Their monthly payment – principal, interest, property taxes, insurance and any homeowner association fees – also has to total more than 25 percent of the family’s gross household income. "A key goal of mortgage modifications is to provide an affordable monthly payment, based on borrower’s ability to pay," according to a Bank of America statement released Tuesday.
And to be eligible for the latest loan modification offer, homeowners should have loans owned and serviced by Bank of America -- or serviced for another investor that has given the bank the authority to make the modifications.
Bank of America began reducing the principal on some home loans in March, first granting the reductions to homeowners already in a modification review process.
"So far under this early initiative, about 5,000 trial modification offers have been mailed, providing a potential total of more than $700 million in forgiven principal," Bank of America officials said in a release.

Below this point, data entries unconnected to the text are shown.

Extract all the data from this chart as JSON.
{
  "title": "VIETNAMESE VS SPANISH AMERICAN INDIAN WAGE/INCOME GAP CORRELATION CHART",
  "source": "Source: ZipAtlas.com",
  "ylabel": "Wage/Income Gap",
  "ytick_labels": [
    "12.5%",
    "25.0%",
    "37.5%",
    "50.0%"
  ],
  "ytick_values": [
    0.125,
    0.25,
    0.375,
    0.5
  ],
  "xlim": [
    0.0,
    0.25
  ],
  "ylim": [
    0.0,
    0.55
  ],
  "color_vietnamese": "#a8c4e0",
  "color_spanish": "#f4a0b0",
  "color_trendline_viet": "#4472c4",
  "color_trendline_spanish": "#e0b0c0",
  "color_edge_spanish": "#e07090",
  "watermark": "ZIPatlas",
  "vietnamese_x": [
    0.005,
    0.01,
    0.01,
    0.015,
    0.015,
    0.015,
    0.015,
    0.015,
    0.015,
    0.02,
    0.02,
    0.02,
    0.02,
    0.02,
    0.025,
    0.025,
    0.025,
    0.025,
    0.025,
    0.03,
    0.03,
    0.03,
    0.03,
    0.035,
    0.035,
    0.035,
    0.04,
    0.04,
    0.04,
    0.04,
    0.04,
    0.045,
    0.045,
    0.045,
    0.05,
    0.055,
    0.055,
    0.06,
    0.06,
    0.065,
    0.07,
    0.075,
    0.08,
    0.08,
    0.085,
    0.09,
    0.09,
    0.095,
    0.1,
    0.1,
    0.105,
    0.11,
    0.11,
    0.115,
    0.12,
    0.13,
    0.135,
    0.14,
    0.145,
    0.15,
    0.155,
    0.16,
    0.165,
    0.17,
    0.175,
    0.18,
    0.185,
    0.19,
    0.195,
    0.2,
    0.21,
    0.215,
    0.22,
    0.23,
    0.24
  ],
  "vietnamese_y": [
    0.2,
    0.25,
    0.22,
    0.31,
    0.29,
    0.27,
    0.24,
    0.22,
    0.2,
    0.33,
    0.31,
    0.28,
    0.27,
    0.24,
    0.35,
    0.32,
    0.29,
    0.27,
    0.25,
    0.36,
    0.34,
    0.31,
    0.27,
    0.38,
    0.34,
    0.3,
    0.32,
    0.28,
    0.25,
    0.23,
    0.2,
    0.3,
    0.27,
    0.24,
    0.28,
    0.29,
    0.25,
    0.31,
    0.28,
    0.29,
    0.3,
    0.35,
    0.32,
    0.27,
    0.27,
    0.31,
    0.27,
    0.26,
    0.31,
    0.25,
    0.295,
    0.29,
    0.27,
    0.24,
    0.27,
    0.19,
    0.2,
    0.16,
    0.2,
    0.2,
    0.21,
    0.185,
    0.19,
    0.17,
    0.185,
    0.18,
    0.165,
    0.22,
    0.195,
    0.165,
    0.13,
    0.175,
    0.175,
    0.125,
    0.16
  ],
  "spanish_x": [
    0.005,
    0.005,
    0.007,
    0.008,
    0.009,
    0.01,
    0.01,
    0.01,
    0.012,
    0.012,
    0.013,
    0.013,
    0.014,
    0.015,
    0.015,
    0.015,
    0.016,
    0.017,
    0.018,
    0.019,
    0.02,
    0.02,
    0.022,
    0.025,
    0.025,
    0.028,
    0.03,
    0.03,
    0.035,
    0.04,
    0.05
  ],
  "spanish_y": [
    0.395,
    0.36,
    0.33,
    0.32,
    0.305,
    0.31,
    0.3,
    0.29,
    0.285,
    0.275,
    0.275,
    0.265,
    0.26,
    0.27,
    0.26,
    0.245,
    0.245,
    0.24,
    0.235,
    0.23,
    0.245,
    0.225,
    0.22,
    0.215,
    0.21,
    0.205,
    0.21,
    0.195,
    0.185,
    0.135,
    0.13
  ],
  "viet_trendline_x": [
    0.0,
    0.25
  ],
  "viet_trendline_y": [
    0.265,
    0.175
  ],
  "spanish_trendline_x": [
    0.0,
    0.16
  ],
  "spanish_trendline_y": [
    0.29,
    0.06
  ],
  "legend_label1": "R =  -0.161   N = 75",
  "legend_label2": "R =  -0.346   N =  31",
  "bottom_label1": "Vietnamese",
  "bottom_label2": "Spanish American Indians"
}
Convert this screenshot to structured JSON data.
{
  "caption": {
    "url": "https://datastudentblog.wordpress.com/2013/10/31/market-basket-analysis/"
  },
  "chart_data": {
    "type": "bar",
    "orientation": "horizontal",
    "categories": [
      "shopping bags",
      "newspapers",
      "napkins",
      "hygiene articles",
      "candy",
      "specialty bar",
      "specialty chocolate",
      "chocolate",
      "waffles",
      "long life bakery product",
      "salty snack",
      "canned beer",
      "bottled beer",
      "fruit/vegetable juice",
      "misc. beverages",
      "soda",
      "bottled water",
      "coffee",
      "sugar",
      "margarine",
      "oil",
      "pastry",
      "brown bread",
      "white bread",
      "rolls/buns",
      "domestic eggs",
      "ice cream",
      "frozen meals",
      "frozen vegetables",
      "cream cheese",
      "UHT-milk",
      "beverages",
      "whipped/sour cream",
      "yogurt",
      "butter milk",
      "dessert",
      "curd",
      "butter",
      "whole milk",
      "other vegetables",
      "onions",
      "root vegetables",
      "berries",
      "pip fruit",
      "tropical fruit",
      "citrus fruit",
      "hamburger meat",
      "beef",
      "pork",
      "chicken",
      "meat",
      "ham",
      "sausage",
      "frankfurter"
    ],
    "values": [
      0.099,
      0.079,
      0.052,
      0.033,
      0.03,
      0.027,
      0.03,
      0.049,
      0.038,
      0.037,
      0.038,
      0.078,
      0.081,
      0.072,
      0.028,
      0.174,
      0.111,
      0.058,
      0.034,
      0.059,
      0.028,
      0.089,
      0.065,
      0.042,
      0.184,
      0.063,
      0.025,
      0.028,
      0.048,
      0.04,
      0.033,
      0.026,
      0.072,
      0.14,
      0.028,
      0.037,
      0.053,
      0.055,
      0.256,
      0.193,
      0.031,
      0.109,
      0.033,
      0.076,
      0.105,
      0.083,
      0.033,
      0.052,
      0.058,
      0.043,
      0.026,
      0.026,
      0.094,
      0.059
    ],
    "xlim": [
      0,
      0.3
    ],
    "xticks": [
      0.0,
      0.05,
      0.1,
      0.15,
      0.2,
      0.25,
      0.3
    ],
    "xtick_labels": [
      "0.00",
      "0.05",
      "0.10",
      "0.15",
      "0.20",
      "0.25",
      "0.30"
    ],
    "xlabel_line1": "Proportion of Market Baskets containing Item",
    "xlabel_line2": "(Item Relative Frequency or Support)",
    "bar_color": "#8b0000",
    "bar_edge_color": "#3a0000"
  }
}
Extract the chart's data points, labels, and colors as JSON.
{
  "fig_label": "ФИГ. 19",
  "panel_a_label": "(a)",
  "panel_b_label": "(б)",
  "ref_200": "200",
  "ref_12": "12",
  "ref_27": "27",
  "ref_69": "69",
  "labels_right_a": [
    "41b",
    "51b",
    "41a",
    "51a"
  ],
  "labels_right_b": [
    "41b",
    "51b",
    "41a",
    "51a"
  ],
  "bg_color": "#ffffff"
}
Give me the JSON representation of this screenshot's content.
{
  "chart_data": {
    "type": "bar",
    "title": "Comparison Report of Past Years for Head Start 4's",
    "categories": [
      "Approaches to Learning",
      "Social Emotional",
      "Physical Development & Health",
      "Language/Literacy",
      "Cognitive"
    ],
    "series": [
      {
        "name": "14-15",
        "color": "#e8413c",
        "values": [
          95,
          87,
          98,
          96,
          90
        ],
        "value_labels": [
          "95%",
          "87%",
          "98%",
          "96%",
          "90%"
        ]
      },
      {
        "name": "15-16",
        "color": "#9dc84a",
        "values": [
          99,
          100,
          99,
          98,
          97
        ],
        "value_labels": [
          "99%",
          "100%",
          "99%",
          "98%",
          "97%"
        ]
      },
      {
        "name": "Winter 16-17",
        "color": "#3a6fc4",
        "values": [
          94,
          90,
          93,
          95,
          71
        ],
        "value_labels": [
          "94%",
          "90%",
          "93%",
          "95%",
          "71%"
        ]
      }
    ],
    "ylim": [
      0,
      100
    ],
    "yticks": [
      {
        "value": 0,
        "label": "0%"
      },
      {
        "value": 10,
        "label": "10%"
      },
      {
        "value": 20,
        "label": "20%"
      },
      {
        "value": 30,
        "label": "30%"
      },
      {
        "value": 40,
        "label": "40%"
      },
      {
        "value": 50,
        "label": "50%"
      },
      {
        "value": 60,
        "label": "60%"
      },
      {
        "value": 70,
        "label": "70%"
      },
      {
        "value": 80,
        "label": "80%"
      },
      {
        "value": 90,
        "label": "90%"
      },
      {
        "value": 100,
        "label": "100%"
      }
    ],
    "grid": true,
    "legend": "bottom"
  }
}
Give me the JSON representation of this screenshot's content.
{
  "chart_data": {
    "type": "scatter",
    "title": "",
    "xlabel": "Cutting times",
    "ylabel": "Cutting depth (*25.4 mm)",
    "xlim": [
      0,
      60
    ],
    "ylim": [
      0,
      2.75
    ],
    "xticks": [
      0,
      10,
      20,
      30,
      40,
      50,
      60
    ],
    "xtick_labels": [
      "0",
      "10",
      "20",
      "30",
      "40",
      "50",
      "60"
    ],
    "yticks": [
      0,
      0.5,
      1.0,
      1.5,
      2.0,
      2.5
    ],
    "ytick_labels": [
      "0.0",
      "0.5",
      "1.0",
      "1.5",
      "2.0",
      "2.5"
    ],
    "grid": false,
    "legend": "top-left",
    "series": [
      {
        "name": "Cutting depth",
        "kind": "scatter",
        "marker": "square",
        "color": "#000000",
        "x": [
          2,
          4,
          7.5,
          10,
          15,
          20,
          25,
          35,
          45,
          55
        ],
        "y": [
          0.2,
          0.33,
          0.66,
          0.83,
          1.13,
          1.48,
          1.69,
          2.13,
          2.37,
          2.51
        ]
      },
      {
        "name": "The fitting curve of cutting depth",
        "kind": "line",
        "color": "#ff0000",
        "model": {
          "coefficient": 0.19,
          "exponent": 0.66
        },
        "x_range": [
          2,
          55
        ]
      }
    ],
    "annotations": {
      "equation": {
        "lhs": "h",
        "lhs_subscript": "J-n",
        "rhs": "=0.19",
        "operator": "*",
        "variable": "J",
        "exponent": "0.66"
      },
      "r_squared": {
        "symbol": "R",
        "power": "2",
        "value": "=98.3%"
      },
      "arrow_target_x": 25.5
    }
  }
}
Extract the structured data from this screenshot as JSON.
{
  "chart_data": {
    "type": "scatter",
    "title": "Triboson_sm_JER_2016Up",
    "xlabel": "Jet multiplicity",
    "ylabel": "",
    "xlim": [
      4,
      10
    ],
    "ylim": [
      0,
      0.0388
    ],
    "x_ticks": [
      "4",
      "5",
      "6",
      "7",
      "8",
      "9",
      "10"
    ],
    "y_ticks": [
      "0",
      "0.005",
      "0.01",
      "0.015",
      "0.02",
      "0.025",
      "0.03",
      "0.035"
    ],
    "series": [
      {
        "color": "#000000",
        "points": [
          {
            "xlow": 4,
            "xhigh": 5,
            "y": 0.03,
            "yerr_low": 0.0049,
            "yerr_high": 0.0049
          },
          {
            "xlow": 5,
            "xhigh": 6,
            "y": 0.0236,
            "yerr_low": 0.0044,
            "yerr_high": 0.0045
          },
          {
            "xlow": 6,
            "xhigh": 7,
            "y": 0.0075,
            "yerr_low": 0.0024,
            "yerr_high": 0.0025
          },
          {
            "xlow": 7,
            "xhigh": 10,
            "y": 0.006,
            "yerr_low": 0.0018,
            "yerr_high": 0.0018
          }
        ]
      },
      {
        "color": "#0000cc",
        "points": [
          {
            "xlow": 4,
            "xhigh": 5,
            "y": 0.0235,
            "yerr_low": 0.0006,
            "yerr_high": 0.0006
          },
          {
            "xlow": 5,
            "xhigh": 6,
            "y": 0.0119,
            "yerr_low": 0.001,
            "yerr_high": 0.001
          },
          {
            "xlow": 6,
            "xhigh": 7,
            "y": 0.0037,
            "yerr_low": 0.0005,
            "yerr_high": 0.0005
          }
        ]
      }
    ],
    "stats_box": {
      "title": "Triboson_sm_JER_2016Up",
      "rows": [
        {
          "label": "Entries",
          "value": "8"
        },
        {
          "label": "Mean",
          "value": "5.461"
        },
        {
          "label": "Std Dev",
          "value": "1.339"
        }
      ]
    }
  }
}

The homeowners are required to make at least three payments on time before the modification can become permanent, the bank said.
"To the extent principal reduction and other modification tools help us turn mortgages headed for possible foreclosure into long-term performing loans, it will be positive for homeowners, mortgage investors and communities," said Ron Sturzenegger, a Bank of America Legacy Asset Servicing executive.
In South Florida, Bank of America has seen a declining number of delinquent mortgages -- from about 30,000 last June to 19,000 now. That mirrors a national downward trend, according to a recent U.S. Department of Housing and Urban Development report.